Question

Experimental evidence strongly suggests that the protein portions of cytochromes have evolved more slowly (as judged by the number of changes in amino acids per million years) than the protein portions of hemoglobin and myoglobin and even more slowly than hydrolytic enzymes. Suggest a reason why.

Short answer

Cytochromes evolve more slowly due to their crucial role in cellular energy production, leading to strong evolutionary pressure to conserve their structure and function.

Step-by-step solution

- Understanding Cytochromes

Cytochromes are proteins involved in the electron transport chain, crucial for cellular respiration and energy production in cells.

- Importance of Function

The function of cytochromes in energy production is critical for survival. Any significant mutations that alter their function could be detrimental to an organism's energy production and overall survival.

- Evolutionary Pressure

Due to their essential role, there is strong evolutionary pressure to maintain the structure and function of cytochromes. This leads to a lower rate of amino acid changes because mutations that significantly affect their function are likely to be selected against.

- Comparison with Hemoglobin, Myoglobin, and Hydrolytic Enzymes

Hemoglobin, myoglobin, and hydrolytic enzymes, while important, do not have as critical a role in immediate cellular energy production as cytochromes. This means there is less evolutionary pressure to conserve their exact amino acid sequences, allowing for more mutations over time.

- Conclusion

Because cytochromes are crucial for basic cellular function and survival, there is strong evolutionary pressure to preserve their structure, resulting in fewer amino acid changes compared to hemoglobin, myoglobin, and hydrolytic enzymes.

Key concepts

Protein Evolution

Proteins are essential molecules within living organisms, composed of chains of amino acids. Over time, the sequences of these amino acids can change due to genetic mutations. This process is known as protein evolution. Different proteins evolve at different rates depending on their functions and the evolutionary pressures they face. For example, structural proteins needed for basic cell functions evolve more slowly compared to those with less critical roles. This is because any detrimental change to a crucial protein can negatively impact the organism's survival.

Electron Transport Chain

The electron transport chain (ETC) is a series of protein complexes found in the inner mitochondrial membrane. It plays a crucial role in cellular respiration by transferring electrons from electron donors to electron acceptors via redox reactions. This process is coupled with the transfer of protons (H+ ions) across the mitochondrial membrane, creating a proton gradient. This gradient generates ATP - the energy currency of the cell. Cytochromes are integral components of the ETC, and any disruption in their function can significantly affect an organism's energy production.

Cellular Respiration

Cellular respiration is the process by which cells convert the chemical energy in nutrients into ATP. This occurs in several stages: glycolysis, the citric acid cycle, and oxidative phosphorylation.

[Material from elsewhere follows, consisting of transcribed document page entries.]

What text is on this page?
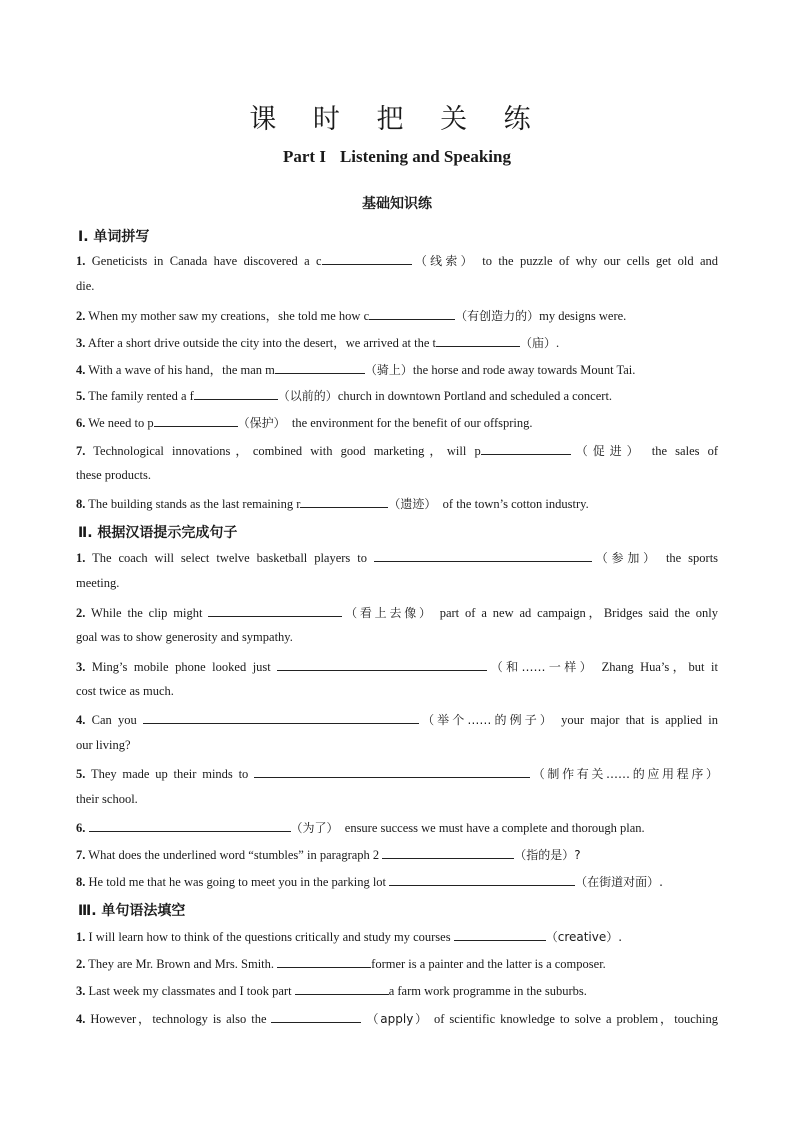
课 时 把 关 练
Part I Listening and Speaking
基础知识练
Ⅰ. 单词拼写
1. Geneticists in Canada have discovered a c	（线索） to the puzzle of why our cells get old and
die.
2. When my mother saw my creations，she told me how c	（有创造力的）my designs were.
3. After a short drive outside the city into the desert，we arrived at the t	（庙）.
4. With a wave of his hand，the man m	（骑上）the horse and rode away towards Mount Tai.
5. The family rented a f	（以前的）church in downtown Portland and scheduled a concert.
6. We need to p	（保护） the environment for the benefit of our offspring.
7. Technological innovations，combined with good marketing，will p	（促进） the sales of
these products.
8. The building stands as the last remaining r	（遗迹） of the town’s cotton industry.
Ⅱ. 根据汉语提示完成句子
1. The coach will select twelve basketball players to	（参加） the sports
meeting.
2. While the clip might	（看上去像） part of a new ad campaign，Bridges said the only
goal was to show generosity and sympathy.
3. Ming’s mobile phone looked just	（和……一样） Zhang Hua’s，but it
cost twice as much.
4. Can you	（举个……的例子） your major that is applied in
our living?
5. They made up their minds to	（制作有关……的应用程序）
their school.
6.	（为了） ensure success we must have a complete and thorough plan.
7. What does the underlined word “stumbles” in paragraph 2	（指的是）?
8. He told me that he was going to meet you in the parking lot	（在街道对面）.
Ⅲ. 单句语法填空
1. I will learn how to think of the questions critically and study my courses	（creative）.
2. They are Mr. Brown and Mrs. Smith.	former is a painter and the latter is a composer.
3. Last week my classmates and I took part	a farm work programme in the suburbs.
4. However，technology is also the	（apply） of scientific knowledge to solve a problem，touching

During oxidative phosphorylation, the electron transport chain plays a critical role. Cytochromes within the ETC facilitate the transfer of electrons, ultimately leading to the production of ATP. Effective cellular respiration is vital for cell survival and function, making the proteins in this pathway, such as cytochromes, extremely important.

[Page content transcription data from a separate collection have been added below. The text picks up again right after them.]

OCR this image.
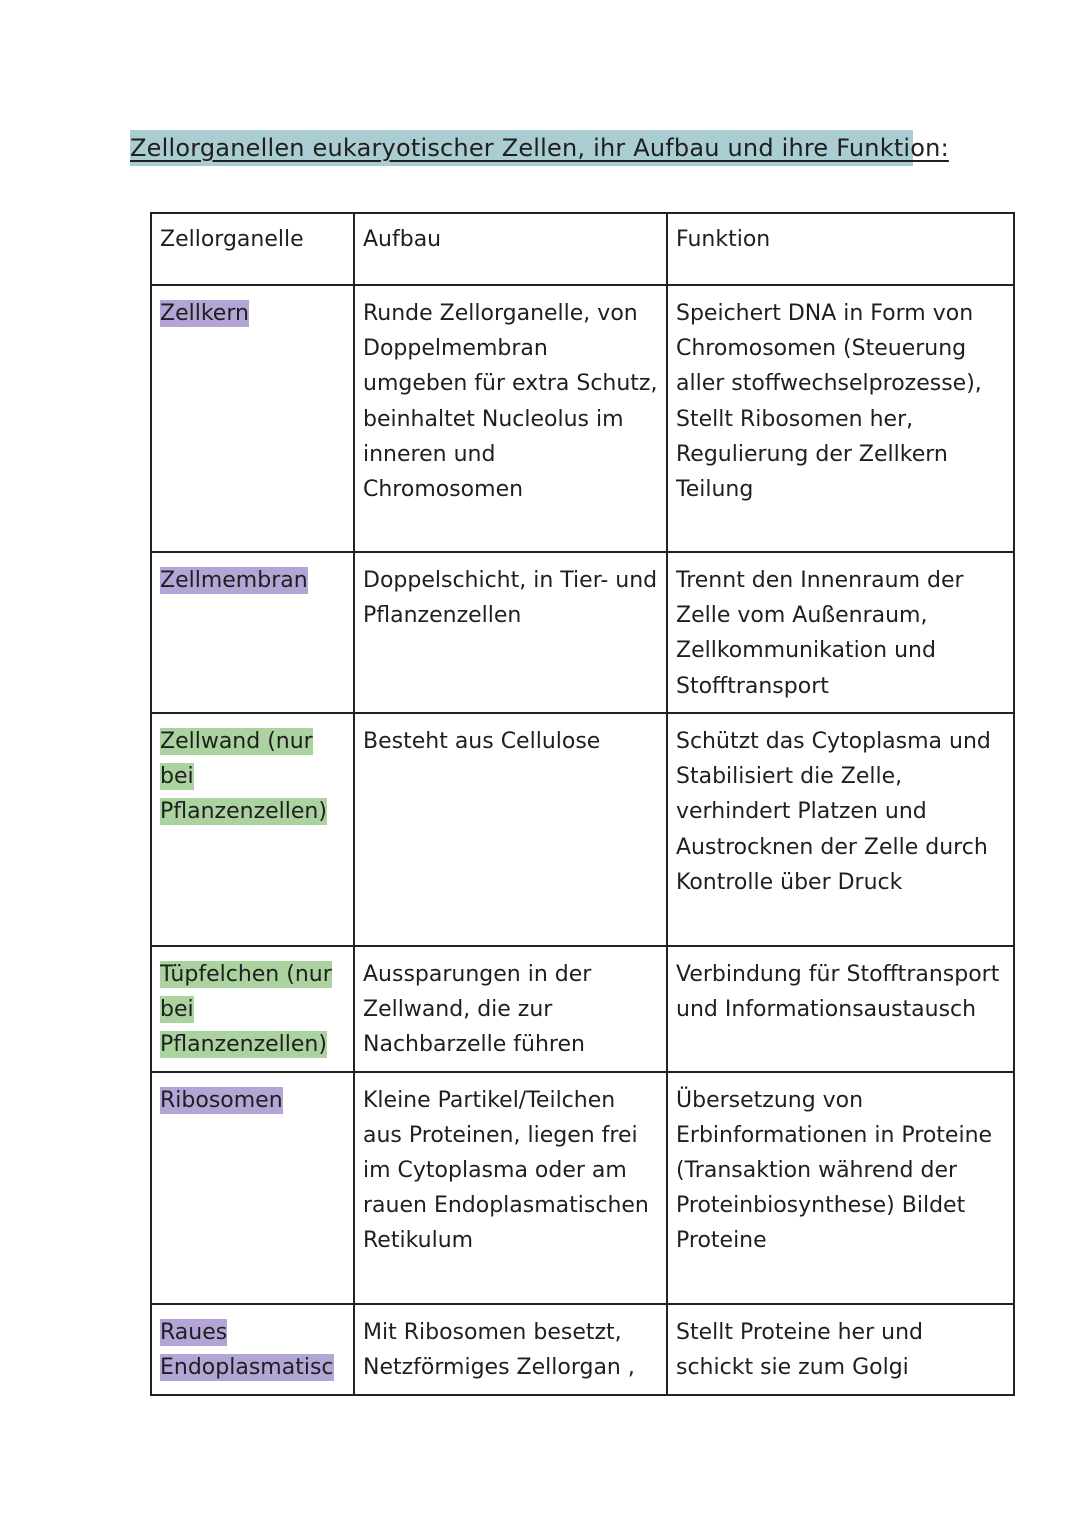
Zellorganellen eukaryotischer Zellen, ihr Aufbau und ihre Funktion:
Zellorganelle	Aufbau	Funktion
Zellkern	Runde Zellorganelle, von Doppelmembran umgeben für extra Schutz, beinhaltet Nucleolus im inneren und Chromosomen	Speichert DNA in Form von Chromosomen (Steuerung aller stoffwechselprozesse), Stellt Ribosomen her, Regulierung der Zellkern Teilung
Zellmembran	Doppelschicht, in Tier- und Pflanzenzellen	Trennt den Innenraum der Zelle vom Außenraum, Zellkommunikation und Stofftransport
Zellwand (nur bei Pflanzenzellen)	Besteht aus Cellulose	Schützt das Cytoplasma und Stabilisiert die Zelle, verhindert Platzen und Austrocknen der Zelle durch Kontrolle über Druck
Tüpfelchen (nur bei Pflanzenzellen)	Aussparungen in der Zellwand, die zur Nachbarzelle führen	Verbindung für Stofftransport und Informationsaustausch
Ribosomen	Kleine Partikel/Teilchen aus Proteinen, liegen frei im Cytoplasma oder am rauen Endoplasmatischen Retikulum	Übersetzung von Erbinformationen in Proteine (Transaktion während der Proteinbiosynthese) Bildet Proteine
Raues Endoplasmatisc	Mit Ribosomen besetzt, Netzförmiges Zellorgan ,	Stellt Proteine her und schickt sie zum Golgi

Amino Acid Sequence Conservation

Amino acid sequence conservation refers to the phenomenon where specific sequences in proteins remain relatively unchanged throughout evolution. This occurs because these sequences are crucial for the protein's function and stability. In the case of cytochromes, their role in the electron transport chain is so vital that any significant changes in their amino acid sequence could be harmful. As a result, these proteins exhibit higher sequence conservation compared to others like hemoglobin or hydrolytic enzymes.

Evolutionary Pressure

Evolutionary pressure is the influence exerted by environmental and biological factors that affect an organism's survival and reproduction. Proteins involved in essential processes like cellular respiration face strong evolutionary pressure to maintain their structure and function. For cytochromes, the pressure is intense because any mutations disrupting their function can seriously impair energy production. Conversely, proteins less critical for immediate survival, such as hydrolytic enzymes or hemoglobin, face less stringent evolutionary pressure, allowing their amino acid sequences to evolve more rapidly.